In this second post for our summer reading series “Excerpts from: The Absurdity of Beauty – rebalancing the Modernist narrative”, we wanted to highlight the discourse around poetry and architecture that informed our approach in publishing this monograph with Architectural Review. Conversations around the notion of poetry were critical from the start and developed as we talked to architect and Royal Academician Ian Ritchie about what he would write for the publication. He also introduced us to his friend, architect and writer Richard England, who has dwelled on this topic over many years.
What emerged from our many pleasurable exchanges whilst putting the monograph together was a discourse on how the poetic qualities of architecture are what makes it an art form. They are what enables architecture to have universal appeal and to be emotionally meaningful. These exchanges led to Richard England also writing for the monograph and what followed was his thoughtful essay “Building Enchantment”. In it, England eloquently describes the expressive potential that architecture and poetry share. The devices are, of course, different but their ability to transcend the everyday is the same.
We hope you enjoy the following passages from Richard England’s essay “Building Enchantment” and its foray into the essence of things and perhaps the very things we seek to find when we fall in love with architecture.
“Building Enchantment” by Richard England – Extract:
In attempting to establish a relationship between architecture and poetry, it seems appropriate first of all to investigate the origins and meanings of the two respective disciplines: Architecture derives from the Greek word Arkhitekton, where Arkhi signifies ‘master’ and Tekton ‘building’. Poetry also comes from the Greek Poieses, meaning ‘to make’.
“Making and building”
From the etymology of the words, it is clear that the two disciplines are involved in a process of making and building, ie, creating.
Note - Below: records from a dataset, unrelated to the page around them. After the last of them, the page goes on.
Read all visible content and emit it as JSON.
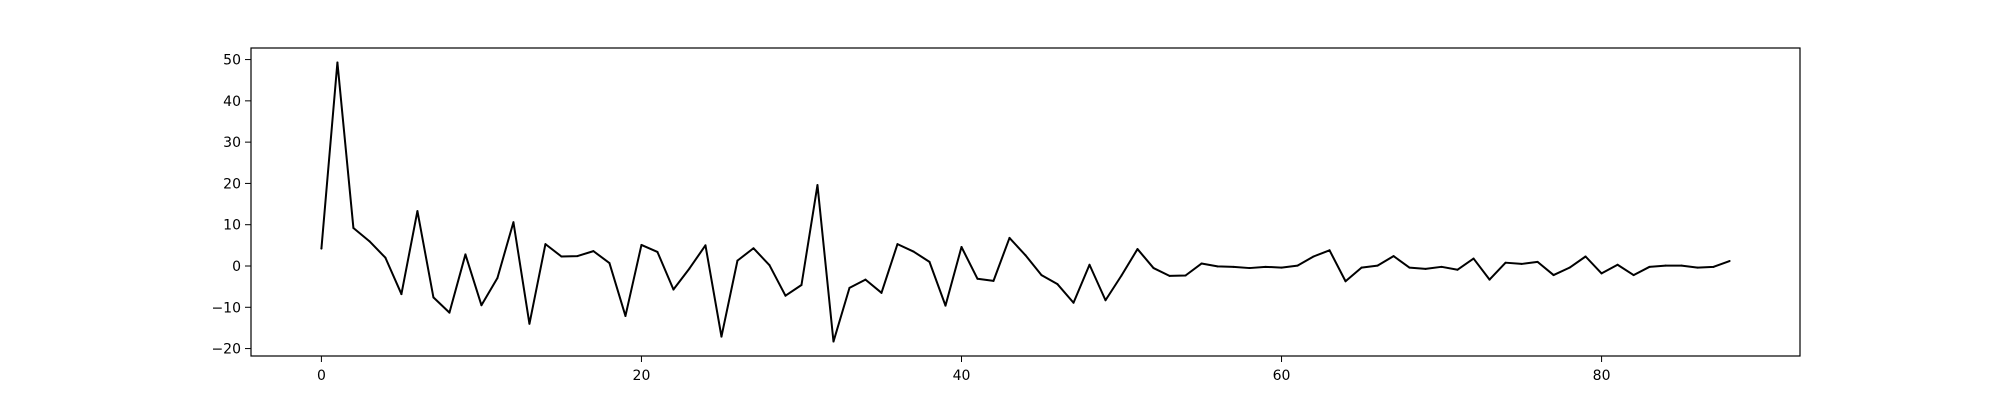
{
  "chart_data": {
    "type": "line",
    "title": "",
    "xlabel": "",
    "ylabel": "",
    "xlim": [
      -4.4,
      92.4
    ],
    "ylim": [
      -21.8,
      52.8
    ],
    "x_ticks": [
      0,
      20,
      40,
      60,
      80
    ],
    "y_ticks": [
      -20,
      -10,
      0,
      10,
      20,
      30,
      40,
      50
    ],
    "grid": false,
    "legend": "none",
    "line_color": "#000000",
    "series": [
      {
        "x": [
          0,
          1,
          2,
          3,
          4,
          5,
          6,
          7,
          8,
          9,
          10,
          11,
          12,
          13,
          14,
          15,
          16,
          17,
          18,
          19,
          20,
          21,
          22,
          23,
          24,
          25,
          26,
          27,
          28,
          29,
          30,
          31,
          32,
          33,
          34,
          35,
          36,
          37,
          38,
          39,
          40,
          41,
          42,
          43,
          44,
          45,
          46,
          47,
          48,
          49,
          50,
          51,
          52,
          53,
          54,
          55,
          56,
          57,
          58,
          59,
          60,
          61,
          62,
          63,
          64,
          65,
          66,
          67,
          68,
          69,
          70,
          71,
          72,
          73,
          74,
          75,
          76,
          77,
          78,
          79,
          80,
          81,
          82,
          83,
          84,
          85,
          86,
          87,
          88
        ],
        "values": [
          4.2,
          49.3,
          9.2,
          6.0,
          2.0,
          -6.8,
          13.3,
          -7.6,
          -11.3,
          2.8,
          -9.5,
          -2.9,
          10.6,
          -14.0,
          5.3,
          2.3,
          2.4,
          3.6,
          0.7,
          -12.1,
          5.1,
          3.4,
          -5.7,
          -0.6,
          5.0,
          -17.1,
          1.3,
          4.3,
          0.2,
          -7.2,
          -4.6,
          19.6,
          -18.3,
          -5.3,
          -3.3,
          -6.5,
          5.3,
          3.5,
          1.0,
          -9.6,
          4.6,
          -3.1,
          -3.6,
          6.8,
          2.6,
          -2.2,
          -4.4,
          -8.9,
          0.3,
          -8.3,
          -2.3,
          4.1,
          -0.5,
          -2.4,
          -2.3,
          0.6,
          -0.1,
          -0.2,
          -0.5,
          -0.2,
          -0.4,
          0.1,
          2.3,
          3.8,
          -3.7,
          -0.4,
          0.1,
          2.4,
          -0.4,
          -0.7,
          -0.2,
          -0.9,
          1.8,
          -3.3,
          0.8,
          0.5,
          1.0,
          -2.2,
          -0.4,
          2.3,
          -1.8,
          0.3,
          -2.2,
          -0.2,
          0.1,
          0.1,
          -0.4,
          -0.2,
          1.2
        ]
      }
    ]
  }
}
However, the materials and methodologies employed are different; building materials for architecture and words for poetry. Yet both share the aim of enchanting and elevating the human spirit. Architecture and poetry also share the qualities of precision, metrics, structure and rhythm, as essential constituents in both their creative process and manifestation. Also common to both is the play of contrasting opposites: solid and void in architecture, sound and silence in poetry.
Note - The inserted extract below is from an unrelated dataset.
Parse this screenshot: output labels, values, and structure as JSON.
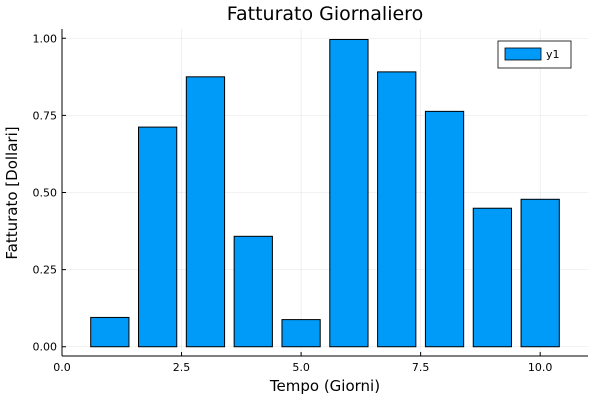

Poetry, not unlike architecture, is also about building, building with words and sculpting with sound. It is about the taste of words and the intermittent voids and silences of the pauses; a crossover between sound and silence. One reads not only what is written, but also that which is not written; the words between the lines and the invisible words too; the heard and the unheard, the said and the unsaid. It is how musical and meaningful the poet can make these passages that elevates his or her work from the realm of prose to that of poetry, in the same way that an architect can make a building lift the spirit and enchant its users. It was TS Eliot who said ‘poetry must communicate even before it is understood’. The true poet is the one who casts a web of magic that has the capacity to carry the reader away, just as the true architect caps into his building human emotions to lift the hearts of its users.